Espagne. Jusqu'à treize ans de prison pour les indépendantistes catalans

Neuf indépendantistes catalans ont été condamnés lundi à des peines allant de 9 à 13 ans de prison pour leur rôle dans la tentative de sécession de la Catalogne en 2017. Plusieurs milliers de manifestants pro-indépendance sont descendus dans la rue aussitôt après le verdict.
L'ancien vice-président régional catalan Oriol Junqueras a écopé de 13 ans de prison, la plus lourde peine des douze indépendantistes jugés de février à juin par la haute instance judiciaire du pays, pour sédition et détournements de fonds publics.
Les juges ont donc écarté les accusations de rébellion émises par le parquet qui avait requis jusqu'à 25 ans de prison à l'encontre d'Oriol Junqueras, numéro un du parti Gauche républicaine de Catalogne (ERC) et principal accusé en l'absence de l'ex-président catalan Carles Puigdemont, qui a fui en Belgique.

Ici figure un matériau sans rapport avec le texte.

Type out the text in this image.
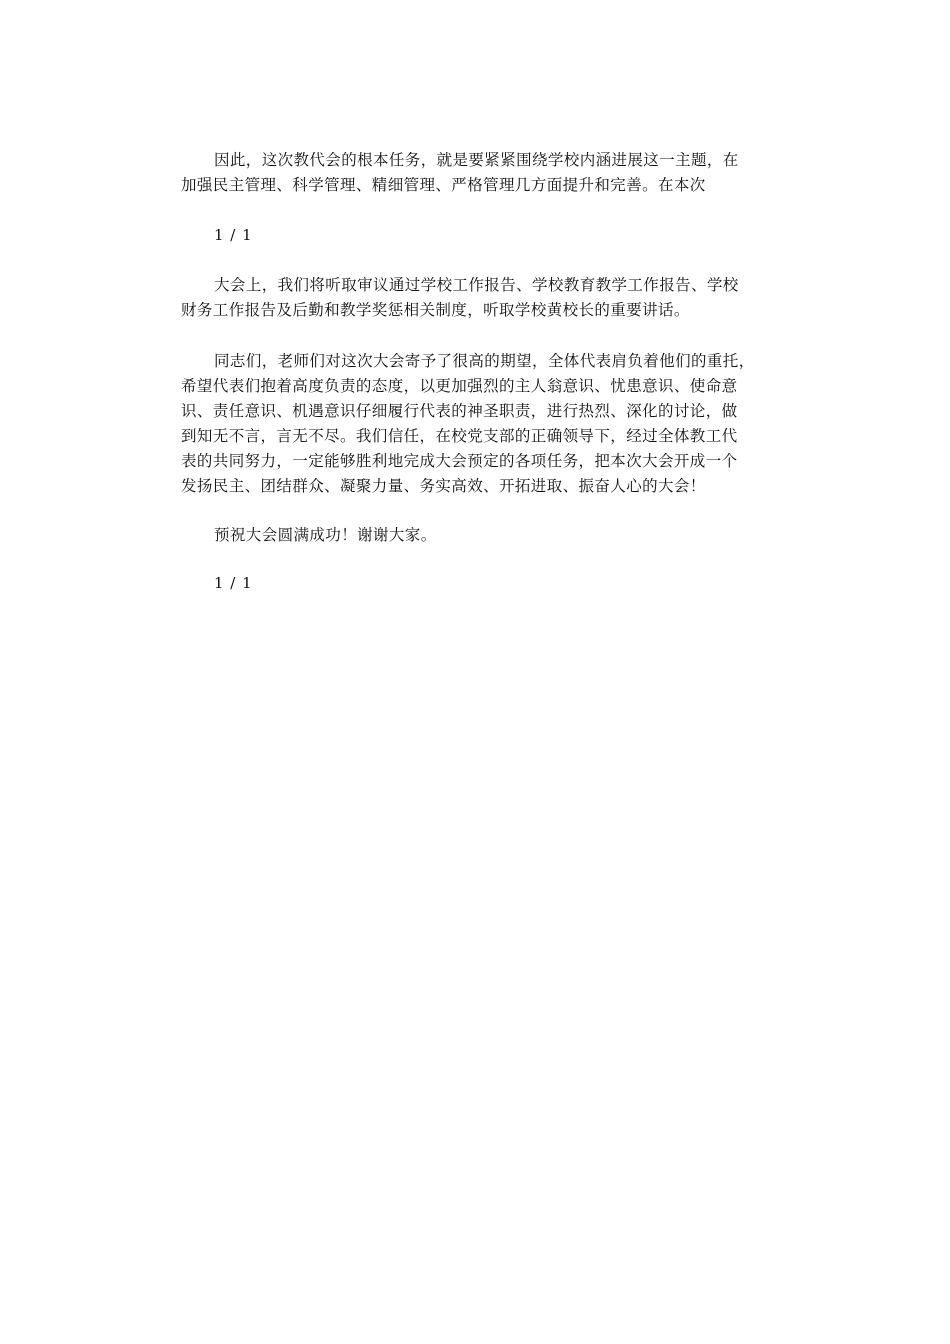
因此，这次教代会的根本任务，就是要紧紧围绕学校内涵进展这一主题，在
加强民主管理、科学管理、精细管理、严格管理几方面提升和完善。在本次
1 / 1
大会上，我们将听取审议通过学校工作报告、学校教育教学工作报告、学校
财务工作报告及后勤和教学奖惩相关制度，听取学校黄校长的重要讲话。
同志们，老师们对这次大会寄予了很高的期望，全体代表肩负着他们的重托，
希望代表们抱着高度负责的态度，以更加强烈的主人翁意识、忧患意识、使命意
识、责任意识、机遇意识仔细履行代表的神圣职责，进行热烈、深化的讨论，做
到知无不言，言无不尽。我们信任，在校党支部的正确领导下，经过全体教工代
表的共同努力，一定能够胜利地完成大会预定的各项任务，把本次大会开成一个
发扬民主、团结群众、凝聚力量、务实高效、开拓进取、振奋人心的大会！
预祝大会圆满成功！谢谢大家。
1 / 1
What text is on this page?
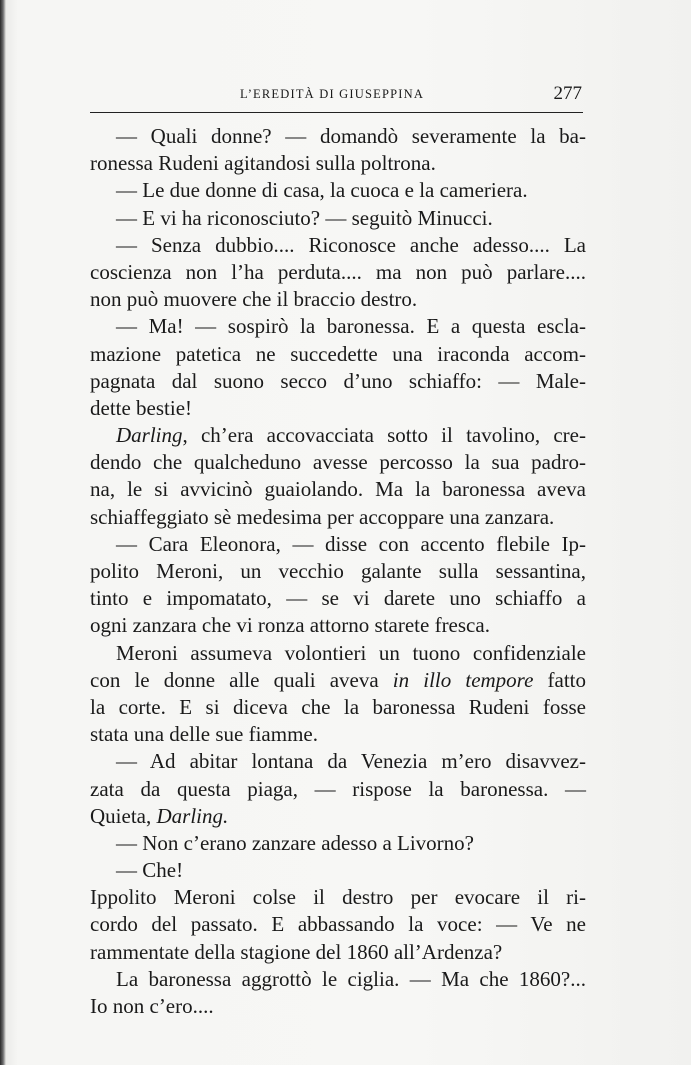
L’EREDITÀ DI GIUSEPPINA	277
— Quali donne? — domandò severamente la ba-
ronessa Rudeni agitandosi sulla poltrona.
— Le due donne di casa, la cuoca e la cameriera.
— E vi ha riconosciuto? — seguitò Minucci.
— Senza dubbio.... Riconosce anche adesso.... La
coscienza non l’ha perduta.... ma non può parlare....
non può muovere che il braccio destro.
— Ma! — sospirò la baronessa. E a questa escla-
mazione patetica ne succedette una iraconda accom-
pagnata dal suono secco d’uno schiaffo: — Male-
dette bestie!
Darling, ch’era accovacciata sotto il tavolino, cre-
dendo che qualcheduno avesse percosso la sua padro-
na, le si avvicinò guaiolando. Ma la baronessa aveva
schiaffeggiato sè medesima per accoppare una zanzara.
— Cara Eleonora, — disse con accento flebile Ip-
polito Meroni, un vecchio galante sulla sessantina,
tinto e impomatato, — se vi darete uno schiaffo a
ogni zanzara che vi ronza attorno starete fresca.
Meroni assumeva volontieri un tuono confidenziale
con le donne alle quali aveva in illo tempore fatto
la corte. E si diceva che la baronessa Rudeni fosse
stata una delle sue fiamme.
— Ad abitar lontana da Venezia m’ero disavvez-
zata da questa piaga, — rispose la baronessa. —
Quieta, Darling.
— Non c’erano zanzare adesso a Livorno?
— Che!
Ippolito Meroni colse il destro per evocare il ri-
cordo del passato. E abbassando la voce: — Ve ne
rammentate della stagione del 1860 all’Ardenza?
La baronessa aggrottò le ciglia. — Ma che 1860?...
Io non c’ero....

Oriol Junqueras est un personnage souvent impénétrable, qui a réussi à rester aux commandes de son parti depuis la prison où il attendait la sentence. Il a réagi sur Twitter:

"Nous reviendrons plus forts, plus convaincus et plus fermes que jamais. Merci à tous et persistez pour que nous persistions toujours. Toujours!"
En détention provisoire jusqu'ici
Huit autres indépendantistes ont été condamnés à des peines allant de 9 à 12 ans de prison pour sédition, et certains également pour détournements de fonds publics.
Figurent parmi eux l'ancienne présidente du parlement catalan Carme Forcadell, les dirigeants des puissantes associations indépendantistes ANC et Omnium Cultural, Jordi Sanchez et Jordi Cuixart, et cinq anciens "ministres" régionaux. Ces neuf indépendantistes étaient en détention provisoire, pour certains depuis deux ans.
Trois autres anciens membres du gouvernement catalan, qui étaient en liberté conditionnelle, ont eux été condamnés à des amendes pour désobéissance.
Le référendum d'autodétermination
Ces douze indépendantistes ont été jugés pour avoir organisé le 1er octobre 2017, en dépit de l'interdiction de la justice, un référendum d'autodétermination, émaillé de violences policières, et pour la proclamation le 27 du même mois d'une vaine déclaration d'indépendance votée par le parlement catalan.
Cette tentative de sécession de la Catalogne, riche région du nord-est de l'Espagne, avait été la pire crise politique qu'ait connue le pays depuis la fin de la dictature franquiste en 1975.
Condition indispensable de la rébellion – qui est un délit contre la Constitution sévèrement puni – l'existence ou non d'un soulèvement violent avait été la question centrale du procès historique de ces indépendantistes.
Le parquet n'avait pas hésité à qualifier les évènements de 2017 de "coup d'État" alors que la défense rétorquait que la violence était venue quasi-exclusivement de la police le jour du référendum.
Insistant sur le caractère pacifique de leur mouvement, les accusés avaient assuré pour la plupart qu'ils recommenceraient s'ils le pouvaient.